Позволь мне уйти !

Первушина Елена

Елена Первушина

ПОЗВОЛЬ МНЕ УЙТИ!

1

Тот весенний день 1284 года, когда осиротела половина семей в городе, тот день, о котором во всем мире восемь веков будут рассказывать всякие были и небылицы семилетняя Трудхен неожиданно для себя самой провела в подвале.

Едва она высунула за ворота отцовского дома свой любопытный носик, услышала перестук капели, журчание бегущих по краям улицы ручьев, и выскользнула навстречу этим маленьким Рейну и Везеру, как на нее ястребом налетела матушка. Щеки Трудхен обожгли две пощечины, и в следующее мгновение матушка уже тащила ее за руку спасибо, не за косу через двор, совершенно на заботясь о том, что дите спотыкается, мочит в лужах подол и башмаки, и приговаривала Ах ты, дрянь маленькая! Говорила тебе, за порог не суйся? Говорила? В могилу меня свести хочешь? Трудхен ревела. Всхлипывала и матушка Говорила тебе, дрянь маленькая? Говорила? Вот вернется отец, пусть сам тебя выпускает! И девочка была слишком мала для того, чтоб расслышать в голосе женщины страх.

Господи, она единственная у меня! Господи, только не моего ребенка!

Итак, водворение маленькой преступницы в подвал сопровождалось криками, тумаками и взаимными слезами, и после того, как за ней захлопнулась крышка подвала, Трудхен показалось, будто ее потрепал небольшой шторм.
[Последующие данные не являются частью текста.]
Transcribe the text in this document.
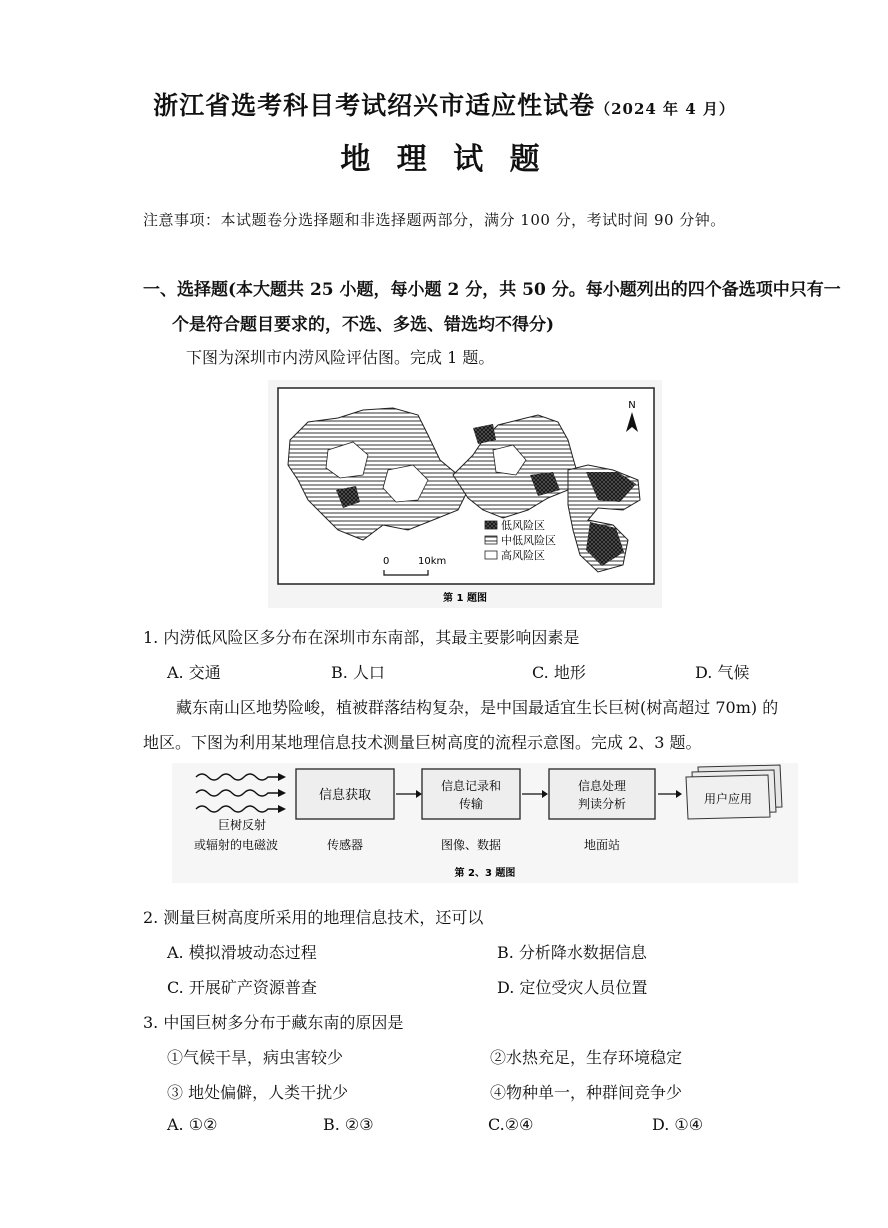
浙江省选考科目考试绍兴市适应性试卷（2024 年 4 月）
地 理 试 题
注意事项：本试题卷分选择题和非选择题两部分，满分 100 分，考试时间 90 分钟。
一、选择题(本大题共 25 小题，每小题 2 分，共 50 分。每小题列出的四个备选项中只有一
个是符合题目要求的，不选、多选、错选均不得分)
下图为深圳市内涝风险评估图。完成 1 题。
N
0	10km
低风险区
中低风险区
高风险区
第 1 题图
1. 内涝低风险区多分布在深圳市东南部，其最主要影响因素是
A. 交通	B. 人口	C. 地形	D. 气候
藏东南山区地势险峻，植被群落结构复杂，是中国最适宜生长巨树(树高超过 70m) 的
地区。下图为利用某地理信息技术测量巨树高度的流程示意图。完成 2、3 题。
巨树反射
或辐射的电磁波
信息获取
传感器
信息记录和
传输
图像、数据
信息处理
判读分析
地面站
用户应用
第 2、3 题图
2. 测量巨树高度所采用的地理信息技术，还可以
A. 模拟滑坡动态过程	B. 分析降水数据信息
C. 开展矿产资源普查	D. 定位受灾人员位置
3. 中国巨树多分布于藏东南的原因是
①气候干旱，病虫害较少	②水热充足，生存环境稳定
③ 地处偏僻，人类干扰少	④物种单一，种群间竞争少
A. ①②	B. ②③	C.②④	D. ①④
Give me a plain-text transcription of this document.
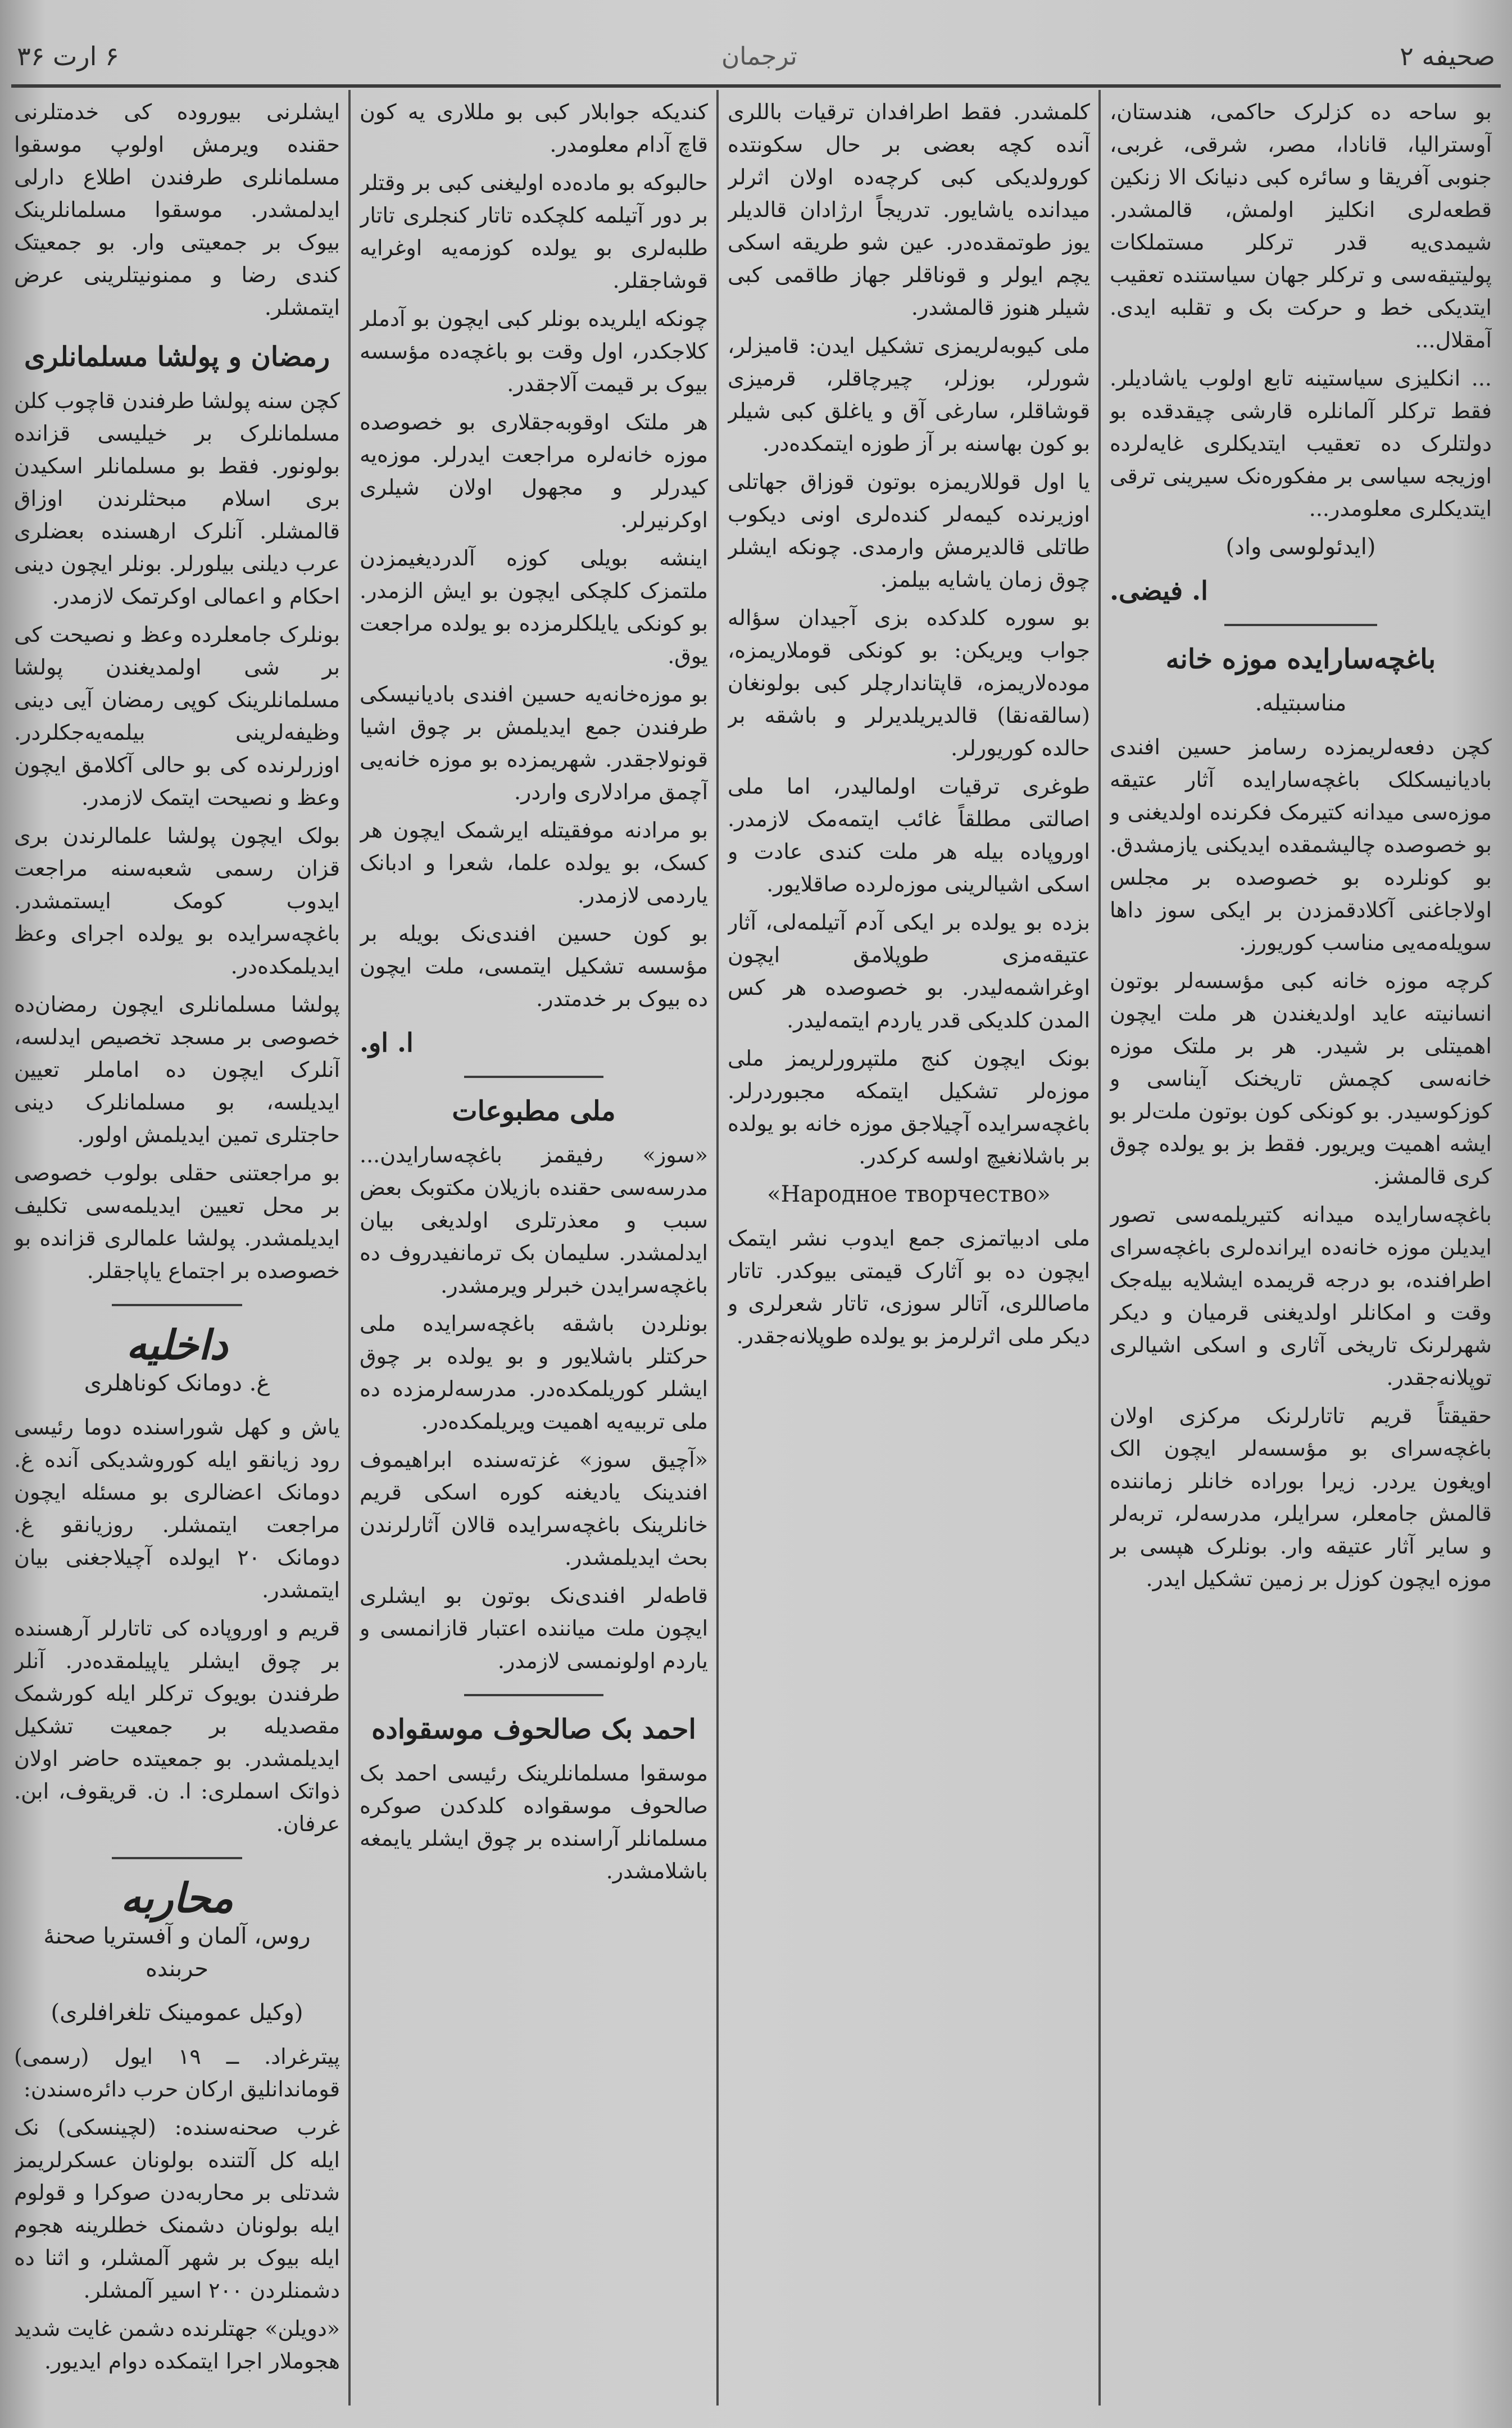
صحيفه ۲
ترجمان
۶ ارت ۳۶

بو ساحه ده کزلرک حاکمی، هندستان، آوستراليا، قانادا، مصر، شرقی، غربی، جنوبی آفريقا و سائره کبی دنيانک الا زنکين قطعه‌لری انکليز اولمش، قالمشدر. شيمدی‌يه قدر ترکلر مستملکات پوليتيقه‌سی و ترکلر جهان سياستنده تعقيب ايتديکی خط و حرکت بک و تقلبه ايدی. آمقلال...

... انکليزی سياستينه تابع اولوب ياشاديلر. فقط ترکلر آلمانلره قارشی چيقدقده بو دولتلرک ده تعقيب ايتديکلری غايه‌لرده اوزيجه سياسی بر مفکوره‌نک سيرينی ترقی ايتديکلری معلومدر...

(ايدئولوسی واد)
ا. فيضی.
باغچه‌سارايده موزه خانه
مناسبتيله.

کچن دفعه‌لريمزده رسامز حسين افندی باديانيسکلک باغچه‌سارايده آثار عتيقه موزه‌سی ميدانه کتيرمک فکرنده اولديغنی و بو خصوصده چاليشمقده ايديکنی يازمشدق. بو کونلرده بو خصوصده بر مجلس اولاجاغنی آکلادقمزدن بر ايکی سوز داها سويله‌مه‌يی مناسب کوريورز.

کرچه موزه خانه کبی مؤسسه‌لر بوتون انسانيته عايد اولديغندن هر ملت ايچون اهميتلی بر شيدر. هر بر ملتک موزه خانه‌سی کچمش تاريخنک آيناسی و کوزکوسيدر. بو کونکی کون بوتون ملت‌لر بو ايشه اهميت ويريور. فقط بز بو يولده چوق کری قالمشز.

باغچه‌سارايده ميدانه کتيريلمه‌سی تصور ايديلن موزه خانه‌ده ايرانده‌لری باغچه‌سرای اطرافنده، بو درجه قريمده ايشلايه بيله‌جک وقت و امکانلر اولديغنی قرميان و ديکر شهرلرنک تاريخی آثاری و اسکی اشيالری توپلانه‌جقدر.

حقيقتاً قريم تاتارلرنک مرکزی اولان باغچه‌سرای بو مؤسسه‌لر ايچون الک اويغون يردر. زيرا بوراده خانلر زماننده قالمش جامعلر، سرايلر، مدرسه‌لر، تربه‌لر و ساير آثار عتيقه وار. بونلرک هپسی بر موزه ايچون کوزل بر زمين تشکيل ايدر.

کلمشدر. فقط اطرافدان ترقيات باللری آنده کچه بعضی بر حال سکونتده کورولديکی کبی کرچه‌ده اولان اثرلر ميدانده ياشايور. تدريجاً ارژادان قالديلر يوز طوتمقده‌در. عين شو طريقه اسکی يچم ايولر و قوناقلر جهاز طاقمی کبی شيلر هنوز قالمشدر.

ملی کيوبه‌لريمزی تشکيل ايدن: قاميزلر، شورلر، بوزلر، چيرچاقلر، قرميزی قوشاقلر، سارغی آق و ياغلق کبی شيلر بو کون بهاسنه بر آز طوزه ايتمکده‌در.

يا اول قوللاريمزه بوتون قوزاق جهاتلی اوزيرنده کيمه‌لر کنده‌لری اونی ديکوب طاتلی قالديرمش وارمدی. چونکه ايشلر چوق زمان ياشايه بيلمز.

بو سوره کلدکده بزی آجيدان سؤاله جواب ويريکن: بو کونکی قوملاريمزه، موده‌لاريمزه، قاپتاندارچلر کبی بولونغان (سالقه‌نقا) قالديريلديرلر و باشقه بر حالده کوريورلر.

طوغری ترقيات اولماليدر، اما ملی اصالتی مطلقاً غائب ايتمه‌مک لازمدر. اوروپاده بيله هر ملت کندی عادت و اسکی اشيالرينی موزه‌لرده صاقلايور.

بزده بو يولده بر ايکی آدم آتيلمه‌لی، آثار عتيقه‌مزی طوپلامق ايچون اوغراشمه‌ليدر. بو خصوصده هر کس المدن کلديکی قدر ياردم ايتمه‌ليدر.

بونک ايچون کنج ملتپرورلريمز ملی موزه‌لر تشکيل ايتمکه مجبوردرلر. باغچه‌سرايده آچيلاجق موزه خانه بو يولده بر باشلانغيچ اولسه کرکدر.

«Народное творчество»

ملی ادبياتمزی جمع ايدوب نشر ايتمک ايچون ده بو آثارک قيمتی بيوکدر. تاتار ماصاللری، آتالر سوزی، تاتار شعرلری و ديکر ملی اثرلرمز بو يولده طوپلانه‌جقدر.

کندیکه جوابلار کبی بو مللاری يه کون قاچ آدام معلومدر.

حالبوکه بو ماده‌ده اوليغنی کبی بر وقتلر بر دور آتيلمه کلچکده تاتار کنجلری تاتار طلبه‌لری بو يولده کوزمه‌يه اوغرايه قوشاجقلر.

چونکه ايلريده بونلر کبی ايچون بو آدملر کلاجکدر، اول وقت بو باغچه‌ده مؤسسه بيوک بر قيمت آلاجقدر.

هر ملتک اوقوبه‌جقلاری بو خصوصده موزه خانه‌لره مراجعت ايدرلر. موزه‌يه کيدرلر و مجهول اولان شيلری اوکرنيرلر.

اينشه بويلی کوزه آلدرديغيمزدن ملتمزک کلچکی ايچون بو ايش الزمدر. بو کونکی يايلکلرمزده بو يولده مراجعت يوق.

بو موزه‌خانه‌يه حسين افندی باديانيسکی طرفندن جمع ايديلمش بر چوق اشيا قونولاجقدر. شهريمزده بو موزه خانه‌يی آچمق مرادلاری واردر.

بو مرادنه موفقيتله ايرشمک ايچون هر کسک، بو يولده علما، شعرا و ادبانک ياردمی لازمدر.

بو کون حسين افندی‌نک بويله بر مؤسسه تشکيل ايتمسی، ملت ايچون ده بيوک بر خدمتدر.

ا. او.
ملی مطبوعات

«سوز» رفيقمز باغچه‌سارايدن... مدرسه‌سی حقنده بازيلان مکتوبک بعض سبب و معذرتلری اولديغی بيان ايدلمشدر. سليمان بک ترمانفيدروف ده باغچه‌سرايدن خبرلر ويرمشدر.

بونلردن باشقه باغچه‌سرايده ملی حرکتلر باشلايور و بو يولده بر چوق ايشلر کوريلمکده‌در. مدرسه‌لرمزده ده ملی تربيه‌يه اهميت ويريلمکده‌در.

«آچيق سوز» غزته‌سنده ابراهيموف افندينک ياديغنه کوره اسکی قريم خانلرينک باغچه‌سرايده قالان آثارلرندن بحث ايديلمشدر.

قاطه‌لر افندی‌نک بوتون بو ايشلری ايچون ملت مياننده اعتبار قازانمسی و ياردم اولونمسی لازمدر.

احمد بک صالحوف موسقواده

موسقوا مسلمانلرينک رئيسی احمد بک صالحوف موسقواده کلدکدن صوکره مسلمانلر آراسنده بر چوق ايشلر يايمغه باشلامشدر.

ايشلرنی بيوروده کی خدمتلرنی حقنده ويرمش اولوپ موسقوا مسلمانلری طرفندن اطلاع دارلی ايدلمشدر. موسقوا مسلمانلرينک بيوک بر جمعيتی وار. بو جمعيتک کندی رضا و ممنونيتلرينی عرض ايتمشلر.

رمضان و پولشا مسلمانلری

کچن سنه پولشا طرفندن قاچوب کلن مسلمانلرک بر خيليسی قزانده بولونور. فقط بو مسلمانلر اسکيدن بری اسلام مبحثلرندن اوزاق قالمشلر. آنلرک ارهسنده بعضلری عرب ديلنی بيلورلر. بونلر ايچون دينی احکام و اعمالی اوکرتمک لازمدر.

بونلرک جامعلرده وعظ و نصيحت کی بر شی اولمديغندن پولشا مسلمانلرينک کوپی رمضان آيی دينی وظيفه‌لرينی بيلمه‌يه‌جکلردر. اوزرلرنده کی بو حالی آکلامق ايچون وعظ و نصيحت ايتمک لازمدر.

بولک ايچون پولشا علمالرندن بری قزان رسمی شعبه‌سنه مراجعت ايدوب کومک ايستمشدر. باغچه‌سرايده بو يولده اجرای وعظ ايديلمکده‌در.

پولشا مسلمانلری ايچون رمضان‌ده خصوصی بر مسجد تخصيص ايدلسه، آنلرک ايچون ده اماملر تعيين ايديلسه، بو مسلمانلرک دينی حاجتلری تمين ايديلمش اولور.

بو مراجعتنی حقلی بولوب خصوصی بر محل تعيين ايديلمه‌سی تکليف ايديلمشدر. پولشا علمالری قزانده بو خصوصده بر اجتماع ياپاجقلر.

داخلیه
غ. دومانک کوناهلری

ياش و کهل شوراسنده دوما رئيسی رود زيانقو ايله کوروشديکی آنده غ. دومانک اعضالری بو مسئله ايچون مراجعت ايتمشلر. روزيانقو غ. دومانک ۲۰ ايولده آچيلاجغنی بيان ايتمشدر.

قريم و اوروپاده کی تاتارلر آرهسنده بر چوق ايشلر ياپيلمقده‌در. آنلر طرفندن بويوک ترکلر ايله کورشمک مقصديله بر جمعيت تشکيل ايديلمشدر. بو جمعيتده حاضر اولان ذواتک اسملری: ا. ن. قريقوف، ابن. عرفان.

محاربه
روس، آلمان و آفستريا صحنهٔ حربنده
(وکيل عمومينک تلغرافلری)

پيترغراد. ــ ۱۹ ايول (رسمی) قوماندانليق ارکان حرب دائره‌سندن:

غرب صحنه‌سنده: (لچينسکی) نک ايله کل آلتنده بولونان عسکرلريمز شدتلی بر محاربه‌دن صوکرا و قولوم ايله بولونان دشمنک خطلرينه هجوم ايله بيوک بر شهر آلمشلر، و اثنا ده دشمنلردن ۲۰۰ اسير آلمشلر.

«دويلن» جهتلرنده دشمن غايت شديد هجوملار اجرا ايتمکده دوام ايديور.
Она скоро перестала всхлипывать, высморкалась в знак протеста в кулачок, и стала прикладывать мокрый подол к пылающим щекам. Никогда прежде ее не наказывали так. Ни когда она стащила из отцовского кабинета счеты, чтоб соорудить свадебную повозку для своих кукол, ни когда она выдрала клок волос известной ябеде и доносчице Магде. Тогда ее просто оставляли без ужина. Даже когда ее с друзьями поймали на краже яблок в посаде, дело ограничилось шестью ударами розгой и тремя днями поста. Родители всегда были справедливы. И сейчас несоизмеримость проступка и наказания потрясла Трудхен.

2

Осенью 1324 года, как и двести лет до того, как и шестьсот лет спустя, паломники, бредущие в Сантьяго-де-Компостеллу, останавливались на ночлег в городе Кельне.

Город равнодушно пропускал их сквозь себя, позволял провести ночь под своими крышами, оставить молитвы и лепты в полусотне своих церквей. Для паломников город был всего лишь еще одним кусочком святости, маленькой ступенькой на дороге к Морю и Царству Божию На Земле. Для города они были стайкой суетливых воробьев, метавшихся по его улицам и щебетавших на непонятных языках. Ни люди, ни город не интересовались историями друг друга.

Кельн был медлительным, неповоротливым существом, которое росло на низких берегах широкой тускло-зеленой реки, считая века за года. В детстве его пестовали и нянчили римские легионеры. В молодости город служил Карлу Великому, защищал королевскую дорогу — Рейн. В те времена даже император франков не решался путешествовать по лесам. Позже, город приютил в своих стенах Альберта Великого и Томаса Аквино. В его стенах великие христианские мудрецы исследовали тело и кровь Бога и его церкви, отделяли Плоть от Духа, творили законы, по которым Европа будет жить еще по меньшей мере семь веков. И в его же стенах проповедовал Мейстер Экхард, учил людей видеть Дух в любой плоти, показывал, как перед мыслью падают и рассыпаются в прах все земные и небесные законы, и человек остается лицом к лицу с Тем, Кого он считает Богом. За такие речи, разумеется, Мейстер Экхард был осужден и забыт.

И не он единственный. Под старость Кельн превратится в тупого маразматичного ортодокса, будет гнать и истреблять малейшую тень свободомыслия в любом уголке Германии. Теологи Кельна не один раз покроют себя позором в глазах всего мира. Художники Кельна разучатся рисовать свет и движение. Судьба бросит его жребий на весы против жребия столицы Реформации — Витенберга, и жребий Кельна падет низко-низко.

Но пока, не ведая будущего, город строил свой Собор. Строил во славу учения Альберта и Томаса, но Собор каким-то немыслимым образом подтверждал правоту Мейстера Экхарда. Из тяжкой и грязной работы каменщиков рождалось чудо. Собор распускался на берегу Рейна невероятным каменным цветком, дышал и рос, превращал каждую секунду жизнь в смерть и смерть в жизнь. И хотя две знаменитых башни, о которых Генрих Белль скажет в двадцатом веке выше, чем небо, высочайшая высота, еще не были построены, даже сейчас Собор заставлял людей, впервые увидевших его, коротко вскрикнуть от восхищения и, пожалуй, ужаса.